As we close in on the end of the summer, one of Wall Street's longest-running and widely followed prognosticators says the U.S. market is "overdue" for a 5 or more percent drop.
But CFRA's chief investment strategist, Sam Stovall, does not believe stocks are about to enter any sort of bear market.
Stovall blames "geopolitical tensions" for keeping the S&P 500 below 2,500, the next key level that the bull run was set to send it above. Instead the S&P hit a new high of 2,490 last week before dropping back to 2,441— that's still well above the key 100- and 200-day moving averages of 2,411 and 2,338, respectively.
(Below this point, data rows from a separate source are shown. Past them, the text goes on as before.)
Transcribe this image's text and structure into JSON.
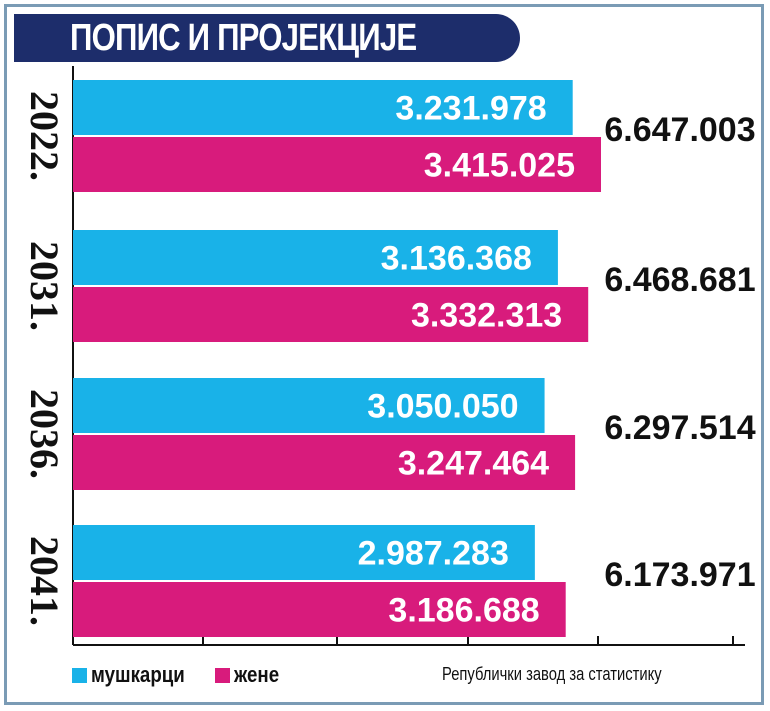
{
  "title": "ПОПИС И ПРОЈЕКЦИЈЕ",
  "source": "Републички завод за статистику",
  "colors": {
    "men": "#19b2e8",
    "women": "#d81b7c",
    "title_bg": "#1d2d6b",
    "frame": "#7a9bb5"
  },
  "legend": [
    {
      "label": "мушкарци",
      "color": "#19b2e8"
    },
    {
      "label": "жене",
      "color": "#d81b7c"
    }
  ],
  "chart_data": {
    "type": "bar",
    "orientation": "horizontal",
    "categories": [
      "2022.",
      "2031.",
      "2036.",
      "2041."
    ],
    "series": [
      {
        "name": "мушкарци",
        "values": [
          3231978,
          3136368,
          3050050,
          2987283
        ],
        "labels": [
          "3.231.978",
          "3.136.368",
          "3.050.050",
          "2.987.283"
        ]
      },
      {
        "name": "жене",
        "values": [
          3415025,
          3332313,
          3247464,
          3186688
        ],
        "labels": [
          "3.415.025",
          "3.332.313",
          "3.247.464",
          "3.186.688"
        ]
      }
    ],
    "totals": [
      6647003,
      6468681,
      6297514,
      6173971
    ],
    "total_labels": [
      "6.647.003",
      "6.468.681",
      "6.297.514",
      "6.173.971"
    ],
    "legend_position": "bottom-left",
    "grid": false
  }
}
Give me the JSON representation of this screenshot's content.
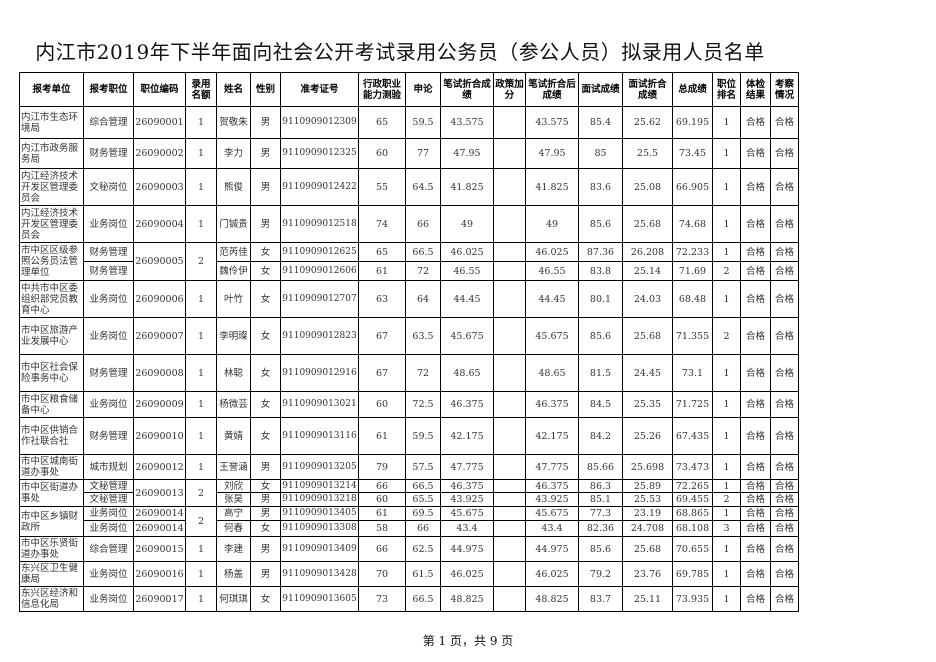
{
  "title": "内江市2019年下半年面向社会公开考试录用公务员（参公人员）拟录用人员名单",
  "columns": [
    "报考单位",
    "报考职位",
    "职位编码",
    "录用名额",
    "姓名",
    "性别",
    "准考证号",
    "行政职业能力测验",
    "申论",
    "笔试折合成绩",
    "政策加分",
    "笔试折合后成绩",
    "面试成绩",
    "面试折合成绩",
    "总成绩",
    "职位排名",
    "体检结果",
    "考察情况"
  ],
  "rows": [
    {
      "unit": "内江市生态环境局",
      "post": "综合管理",
      "code": "26090001",
      "quota": "1",
      "name": "贺敬朱",
      "sex": "男",
      "exam_id": "9110909012309",
      "xc": "65",
      "sl": "59.5",
      "bs": "43.575",
      "bonus": "",
      "bsh": "43.575",
      "ms": "85.4",
      "msz": "25.62",
      "total": "69.195",
      "rank": "1",
      "tj": "合格",
      "kc": "合格"
    },
    {
      "unit": "内江市政务服务局",
      "post": "财务管理",
      "code": "26090002",
      "quota": "1",
      "name": "李力",
      "sex": "男",
      "exam_id": "9110909012325",
      "xc": "60",
      "sl": "77",
      "bs": "47.95",
      "bonus": "",
      "bsh": "47.95",
      "ms": "85",
      "msz": "25.5",
      "total": "73.45",
      "rank": "1",
      "tj": "合格",
      "kc": "合格"
    },
    {
      "unit": "内江经济技术开发区管理委员会",
      "post": "文秘岗位",
      "code": "26090003",
      "quota": "1",
      "name": "熊俊",
      "sex": "男",
      "exam_id": "9110909012422",
      "xc": "55",
      "sl": "64.5",
      "bs": "41.825",
      "bonus": "",
      "bsh": "41.825",
      "ms": "83.6",
      "msz": "25.08",
      "total": "66.905",
      "rank": "1",
      "tj": "合格",
      "kc": "合格"
    },
    {
      "unit": "内江经济技术开发区管理委员会",
      "post": "业务岗位",
      "code": "26090004",
      "quota": "1",
      "name": "门铖贵",
      "sex": "男",
      "exam_id": "9110909012518",
      "xc": "74",
      "sl": "66",
      "bs": "49",
      "bonus": "",
      "bsh": "49",
      "ms": "85.6",
      "msz": "25.68",
      "total": "74.68",
      "rank": "1",
      "tj": "合格",
      "kc": "合格"
    },
    {
      "unit": "市中区区级参照公务员法管理单位",
      "post": "财务管理",
      "code": "26090005",
      "quota": "2",
      "name": "范芮佳",
      "sex": "女",
      "exam_id": "9110909012625",
      "xc": "65",
      "sl": "66.5",
      "bs": "46.025",
      "bonus": "",
      "bsh": "46.025",
      "ms": "87.36",
      "msz": "26.208",
      "total": "72.233",
      "rank": "1",
      "tj": "合格",
      "kc": "合格"
    },
    {
      "post": "财务管理",
      "name": "魏伶伊",
      "sex": "女",
      "exam_id": "9110909012606",
      "xc": "61",
      "sl": "72",
      "bs": "46.55",
      "bonus": "",
      "bsh": "46.55",
      "ms": "83.8",
      "msz": "25.14",
      "total": "71.69",
      "rank": "2",
      "tj": "合格",
      "kc": "合格"
    },
    {
      "unit": "中共市中区委组织部党员教育中心",
      "post": "业务岗位",
      "code": "26090006",
      "quota": "1",
      "name": "叶竹",
      "sex": "女",
      "exam_id": "9110909012707",
      "xc": "63",
      "sl": "64",
      "bs": "44.45",
      "bonus": "",
      "bsh": "44.45",
      "ms": "80.1",
      "msz": "24.03",
      "total": "68.48",
      "rank": "1",
      "tj": "合格",
      "kc": "合格"
    },
    {
      "unit": "市中区旅游产业发展中心",
      "post": "业务岗位",
      "code": "26090007",
      "quota": "1",
      "name": "李明璨",
      "sex": "女",
      "exam_id": "9110909012823",
      "xc": "67",
      "sl": "63.5",
      "bs": "45.675",
      "bonus": "",
      "bsh": "45.675",
      "ms": "85.6",
      "msz": "25.68",
      "total": "71.355",
      "rank": "2",
      "tj": "合格",
      "kc": "合格"
    },
    {
      "unit": "市中区社会保险事务中心",
      "post": "财务管理",
      "code": "26090008",
      "quota": "1",
      "name": "林聪",
      "sex": "女",
      "exam_id": "9110909012916",
      "xc": "67",
      "sl": "72",
      "bs": "48.65",
      "bonus": "",
      "bsh": "48.65",
      "ms": "81.5",
      "msz": "24.45",
      "total": "73.1",
      "rank": "1",
      "tj": "合格",
      "kc": "合格"
    },
    {
      "unit": "市中区粮食储备中心",
      "post": "业务岗位",
      "code": "26090009",
      "quota": "1",
      "name": "杨微芸",
      "sex": "女",
      "exam_id": "9110909013021",
      "xc": "60",
      "sl": "72.5",
      "bs": "46.375",
      "bonus": "",
      "bsh": "46.375",
      "ms": "84.5",
      "msz": "25.35",
      "total": "71.725",
      "rank": "1",
      "tj": "合格",
      "kc": "合格"
    },
    {
      "unit": "市中区供销合作社联合社",
      "post": "财务管理",
      "code": "26090010",
      "quota": "1",
      "name": "黄婧",
      "sex": "女",
      "exam_id": "9110909013116",
      "xc": "61",
      "sl": "59.5",
      "bs": "42.175",
      "bonus": "",
      "bsh": "42.175",
      "ms": "84.2",
      "msz": "25.26",
      "total": "67.435",
      "rank": "1",
      "tj": "合格",
      "kc": "合格"
    },
    {
      "unit": "市中区城南街道办事处",
      "post": "城市规划",
      "code": "26090012",
      "quota": "1",
      "name": "王誉涵",
      "sex": "男",
      "exam_id": "9110909013205",
      "xc": "79",
      "sl": "57.5",
      "bs": "47.775",
      "bonus": "",
      "bsh": "47.775",
      "ms": "85.66",
      "msz": "25.698",
      "total": "73.473",
      "rank": "1",
      "tj": "合格",
      "kc": "合格"
    },
    {
      "unit": "市中区街道办事处",
      "post": "文秘管理",
      "code": "26090013",
      "quota": "2",
      "name": "刘欣",
      "sex": "女",
      "exam_id": "9110909013214",
      "xc": "66",
      "sl": "66.5",
      "bs": "46.375",
      "bonus": "",
      "bsh": "46.375",
      "ms": "86.3",
      "msz": "25.89",
      "total": "72.265",
      "rank": "1",
      "tj": "合格",
      "kc": "合格"
    },
    {
      "post": "文秘管理",
      "name": "张昊",
      "sex": "男",
      "exam_id": "9110909013218",
      "xc": "60",
      "sl": "65.5",
      "bs": "43.925",
      "bonus": "",
      "bsh": "43.925",
      "ms": "85.1",
      "msz": "25.53",
      "total": "69.455",
      "rank": "2",
      "tj": "合格",
      "kc": "合格"
    },
    {
      "unit": "市中区乡镇财政所",
      "post": "业务岗位",
      "code": "26090014",
      "quota": "2",
      "name": "高宁",
      "sex": "男",
      "exam_id": "9110909013405",
      "xc": "61",
      "sl": "69.5",
      "bs": "45.675",
      "bonus": "",
      "bsh": "45.675",
      "ms": "77.3",
      "msz": "23.19",
      "total": "68.865",
      "rank": "1",
      "tj": "合格",
      "kc": "合格"
    },
    {
      "post": "业务岗位",
      "code": "26090014",
      "name": "何春",
      "sex": "女",
      "exam_id": "9110909013308",
      "xc": "58",
      "sl": "66",
      "bs": "43.4",
      "bonus": "",
      "bsh": "43.4",
      "ms": "82.36",
      "msz": "24.708",
      "total": "68.108",
      "rank": "3",
      "tj": "合格",
      "kc": "合格"
    },
    {
      "unit": "市中区乐贤街道办事处",
      "post": "综合管理",
      "code": "26090015",
      "quota": "1",
      "name": "李建",
      "sex": "男",
      "exam_id": "9110909013409",
      "xc": "66",
      "sl": "62.5",
      "bs": "44.975",
      "bonus": "",
      "bsh": "44.975",
      "ms": "85.6",
      "msz": "25.68",
      "total": "70.655",
      "rank": "1",
      "tj": "合格",
      "kc": "合格"
    },
    {
      "unit": "东兴区卫生健康局",
      "post": "业务岗位",
      "code": "26090016",
      "quota": "1",
      "name": "杨盖",
      "sex": "男",
      "exam_id": "9110909013428",
      "xc": "70",
      "sl": "61.5",
      "bs": "46.025",
      "bonus": "",
      "bsh": "46.025",
      "ms": "79.2",
      "msz": "23.76",
      "total": "69.785",
      "rank": "1",
      "tj": "合格",
      "kc": "合格"
    },
    {
      "unit": "东兴区经济和信息化局",
      "post": "业务岗位",
      "code": "26090017",
      "quota": "1",
      "name": "何琪琪",
      "sex": "女",
      "exam_id": "9110909013605",
      "xc": "73",
      "sl": "66.5",
      "bs": "48.825",
      "bonus": "",
      "bsh": "48.825",
      "ms": "83.7",
      "msz": "25.11",
      "total": "73.935",
      "rank": "1",
      "tj": "合格",
      "kc": "合格"
    }
  ],
  "footer": "第 1 页，共 9 页"
}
The index was up 1 percent to 2,466.02 late morning Monday.
In a note to clients Monday morning, Stovall notes since World War II the market has had 56 pullbacks ranging between 5 percent and 9 percent, 21 corrections involving a market drop of between 10 percent to 19.9 percent and 12 bear markets (drops of 20 percent or more). "On average" says Stovall, "only six months have separated the end of one decline of 5 percent or more until the start of the next."
The S&P hasn't had a 10 percent or more slide since late 2015, ending in February 2016.
However, Stovall warns against investor panic. His research shows that 85 percent of the time after 5 percent declines, stocks returned to rally mode. According to Stovall, "recommending that investors lighten up their exposure to equities may end up doing more harm than good to their portfolios and psyche."
The CBOE Volatility Index, often cited as a key metric of investor nervousness, jumped last week but remains near historical lows.
Like just about every other market watcher, Stovall concedes it is nearly impossible to forecast when a small drop will turn into a big one.
But he does say there are three things he's watching especially closely. First on the list, the 10-year Treasury, which is now yielding just 2.25 percent, "well below the average rate of 6.1% at market tops."
The second watch factor is valuations and that's drawing more of Stovall's attention. The average price-earnings ratio for the S&P 500 is 18.1 at market tops, it's currently at 23.5 times earnings.
Another of Stovall's warning factors is the unemployment rate which has historically dipped below 5 percent before the market hits a top, we're now at 4.3 percent.